Monday, January 28, 2008

A Time to be Sassy


It was when I realized that the bushes outside of my apartment were scaring the shit out of me, that I finally realized I'd lost my cape of invicibility (some people wear coats, I wear a cape). After years of feeling like nothing could destroy me, I find myself feeling vulnerable. While I used to dig vulnerability, in part because it reminded me that I was indeed a living breathing person, I've realized that I'm past that. My teenage years have flown the coop, and so has my need to occasionally feel weak. I don't got time for that shit man.

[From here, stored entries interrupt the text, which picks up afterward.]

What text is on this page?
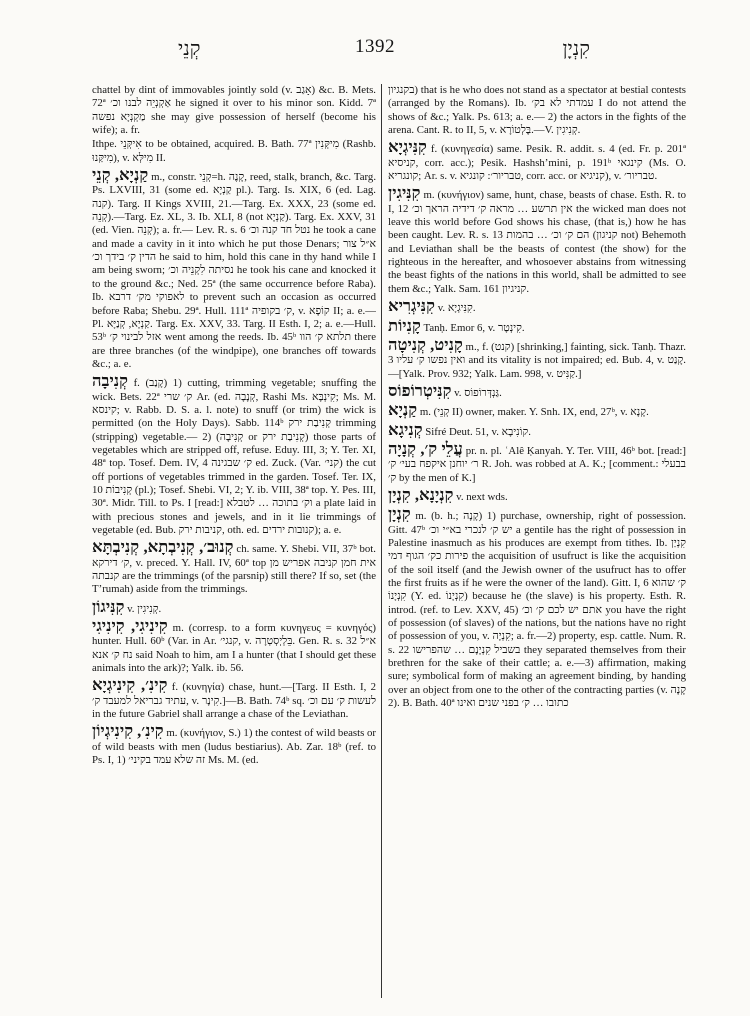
קְנֵי	1392	קִנְיָן
chattel by dint of immovables jointly sold (v. אָגַב) &c. B. Mets. 72ª אַקְנְיֵה לבנו וכ׳ he signed it over to his minor son. Kidd. 7ª מַקְנְיָא נפשה she may give possession of herself (become his wife); a. fr.
Ithpe. אִיקְּנֵי to be obtained, acquired. B. Bath. 77ª מִיקְּנִין (Rashb. מִיקַּנוּ), v. מִילְּא II.
קַנְיָא, קְנֵי m., constr. קְנֵי=h. קָנֶה, reed, stalk, branch, &c. Targ. Ps. LXVIII, 31 (some ed. קַנְיָא pl.). Targ. Is. XIX, 6 (ed. Lag. קנה). Targ. II Kings XVIII, 21.—Targ. Ex. XXX, 23 (some ed. קְנֵה).—Targ. Ez. XL, 3. Ib. XLI, 8 (not קַנְיָא). Targ. Ex. XXV, 31 (ed. Vien. קְנֵה); a. fr.— Lev. R. s. 6 נטל חד קנה וכ׳ he took a cane and made a cavity in it into which he put those Denars; א״ל צור הדין ק׳ בידך וכ׳ he said to him, hold this cane in thy hand while I am being sworn; נסיתה לִקְנֵיה וכ׳ he took his cane and knocked it to the ground &c.; Ned. 25ª (the same occurrence before Raba). Ib. לאפוקי מק׳ דרבא to prevent such an occasion as occurred before Raba; Shebu. 29ª. Hull. 111ª ק׳ בקופיה, v. קוֹפָא II; a. e.—Pl. קַנְיָא, קְנַיָּא. Targ. Ex. XXV, 33. Targ. II Esth. I, 2; a. e.—Hull. 53ᵇ אזל לבינוי ק׳ went among the reeds. Ib. 45ᵇ תלתא ק׳ הוו there are three branches (of the windpipe), one branches off towards &c.; a. e.
קְנִיבָה f. (קָנַב) 1) cutting, trimming vegetable; snuffing the wick. Bets. 22ª ק׳ שרי Ar. (ed. קְנָבָה, Rashi Ms. קִינְבָּא; Ms. M. קינסא; v. Rabb. D. S. a. l. note) to snuff (or trim) the wick is permitted (on the Holy Days). Sabb. 114ᵇ קְנִיבַת ירק trimming (stripping) vegetable.— 2) (קְנִיבָה or קְנִיבַת ירק) those parts of vegetables which are stripped off, refuse. Eduy. III, 3; Y. Ter. XI, 48ª top. Tosef. Dem. IV, 4 ק׳ שבגינה ed. Zuck. (Var. קני׳) the cut off portions of vegetables trimmed in the garden. Tosef. Ter. IX, 10 קְנִיבוֹת (pl.); Tosef. Shebi. VI, 2; Y. ib. VIII, 38ª top. Y. Pes. III, 30ª. Midr. Till. to Ps. I [read:] וק׳ בתוכה … לטבלא a plate laid in with precious stones and jewels, and in it lie trimmings of vegetable (ed. Bub. קניבות ירק, oth. ed. קנובות ירדים); a. e.
קְנוּב׳, קְנִיבְתָא, קְנִיבְתָּא ch. same. Y. Shebi. VII, 37ᵇ bot. ק׳ דירקא, v. preced. Y. Hall. IV, 60ª top אית חמן קניבה אפריש מן קנבתה are the trimmings (of the parsnip) still there? If so, set (the T’rumah) aside from the trimmings.
קִנִּיגוֹן v. קְנִיגִין.
קִינִיגִי, קִינִיגִי m. (corresp. to a form κυνηγευς = κυνηγός) hunter. Hull. 60ᵇ (Var. in Ar. קנגי׳, v. בֵּלְיְסְטְרָה. Gen. R. s. 32 א״ל נח ק׳ אנא said Noah to him, am I a hunter (that I should get these animals into the ark)?; Yalk. ib. 56.
קִינִ׳, קִינִיגְיָא f. (κυνηγία) chase, hunt.—[Targ. II Esth. I, 2 עתיד גבריאל למעבד ק׳, v. קִינָר.]—B. Bath. 74ᵇ sq. לעשות ק׳ עם וכ׳ in the future Gabriel shall arrange a chase of the Leviathan.
קִינִ׳, קִינִיגְיוֹן m. (κυνήγιον, S.) 1) the contest of wild beasts or of wild beasts with men (ludus bestiarius). Ab. Zar. 18ᵇ (ref. to Ps. I, 1) זה שלא עמד בקיני׳ Ms. M. (ed.
בקנגיון) that is he who does not stand as a spectator at bestial contests (arranged by the Romans). Ib. עמדתי לא בק׳ I do not attend the shows of &c.; Yalk. Ps. 613; a. e.— 2) the actors in the fights of the arena. Cant. R. to II, 5, v. בֶּלְטוֹרָא.—V. קְנִיגִין.
קִנִּיגְיָא f. (κυνηγεσία) same. Pesik. R. addit. s. 4 (ed. Fr. p. 201ª קניסיא, corr. acc.); Pesik. Hashsh’mini, p. 191ᵇ קינגאי (Ms. O. קונגריא; Ar. s. v. טבריור׳: קונגיא, corr. acc. or קניגיא), v. טבריור׳.
קִנִּיגִין m. (κυνήγιον) same, hunt, chase, beasts of chase. Esth. R. to I, 12 אין תרשע … מראה ק׳ דידיה הראך וכ׳ the wicked man does not leave this world before God shows his chase, (that is,) how he has been caught. Lev. R. s. 13 הם ק׳ וכ׳ … בהמות (קניגון not) Behemoth and Leviathan shall be the beasts of contest (the show) for the righteous in the hereafter, and whosoever abstains from witnessing the beast fights of the nations in this world, shall be admitted to see them &c.; Yalk. Sam. 161 קניגיון.
קִנִּיגְרִיא v. קִנִּיגְיָא.
קָנִיוֹת Tanḥ. Emor 6, v. קִינְטָר.
קָנִיט, קְנִיטָה m., f. (קנט) [shrinking,] fainting, sick. Tanḥ. Thazr. 3 ואין נפשו ק׳ עליו and its vitality is not impaired; ed. Bub. 4, v. קָנַט.—[Yalk. Prov. 932; Yalk. Lam. 998, v. קַנִּיט.]
קִנִּיטְרוֹפוֹס v. גַּנְדְּרוֹפוֹס.
קַנְיָא m. (קְנֵי II) owner, maker. Y. Snh. IX, end, 27ᵇ, v. קָנָא.
קְנִיגָא Sifré Deut. 51, v. קוֹנִיבָא.
עֲלֵי ק׳, קְנָיָה pr. n. pl. ʿAlê Ḳanyah. Y. Ter. VIII, 46ᵇ bot. [read:] ר׳ יוחנן איקפח בעי׳ ק׳ R. Joh. was robbed at A. K.; [comment.: בבעלי ק׳ by the men of K.]
קִנְיָנָא, קִנְיָן v. next wds.
קִנְיָן m. (b. h.; קָנָה) 1) purchase, ownership, right of possession. Gitt. 47ᵇ יש ק׳ לנכרי בא״י וכ׳ a gentile has the right of possession in Palestine inasmuch as his produces are exempt from tithes. Ib. קִנְיַן פירות כק׳ הגוף דמי the acquisition of usufruct is like the acquisition of the soil itself (and the Jewish owner of the usufruct has to offer the first fruits as if he were the owner of the land). Gitt. I, 6 ק׳ שהוא קִנְיָנוֹ (Y. ed. קִנְיָנוֹ) because he (the slave) is his property. Esth. R. introd. (ref. to Lev. XXV, 45) אתם יש לכם ק׳ וכ׳ you have the right of possession (of slaves) of the nations, but the nations have no right of possession of you, v. קִנְיָה; a. fr.—2) property, esp. cattle. Num. R. s. 22 בשביל קִנְיָנָם … שהפרישו they separated themselves from their brethren for the sake of their cattle; a. e.—3) affirmation, making sure; symbolical form of making an agreement binding, by handing over an object from one to the other of the contracting parties (v. קָנָה 2). B. Bath. 40ª כתובו … ק׳ בפני שנים ואינו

So the solution, well it's easy. It's time to get sassy. Time to say fuck all, and start sportin' neon tshirts, tight black pants, and wear fucking big ass white sneaks. That's what I'm about now, right at the moment, in the hear and the fucking now. And don't you dare worry about me gettin' to it, cuz I already started. Started.

And if anyone's got a spare pair of white BK Knights (you know the kind with the diiimund), holla at me and I'll peep you back right quick. On my Boost Mobile, which I don't own, but will steal. Robbin' and thievin.' Maybe a bit a rhymin' to boot.

***

Pretty boy Chuck and I was talking about the NBA today. It is going through a renaissance now, and we aren't. But hopefully we'll get there soon.

Pop Quiz!
Name 8 Western Conference teams that will make the playoffs this year. Start...now!

P.S. Anyone know what happened to Jasper? I miss his face.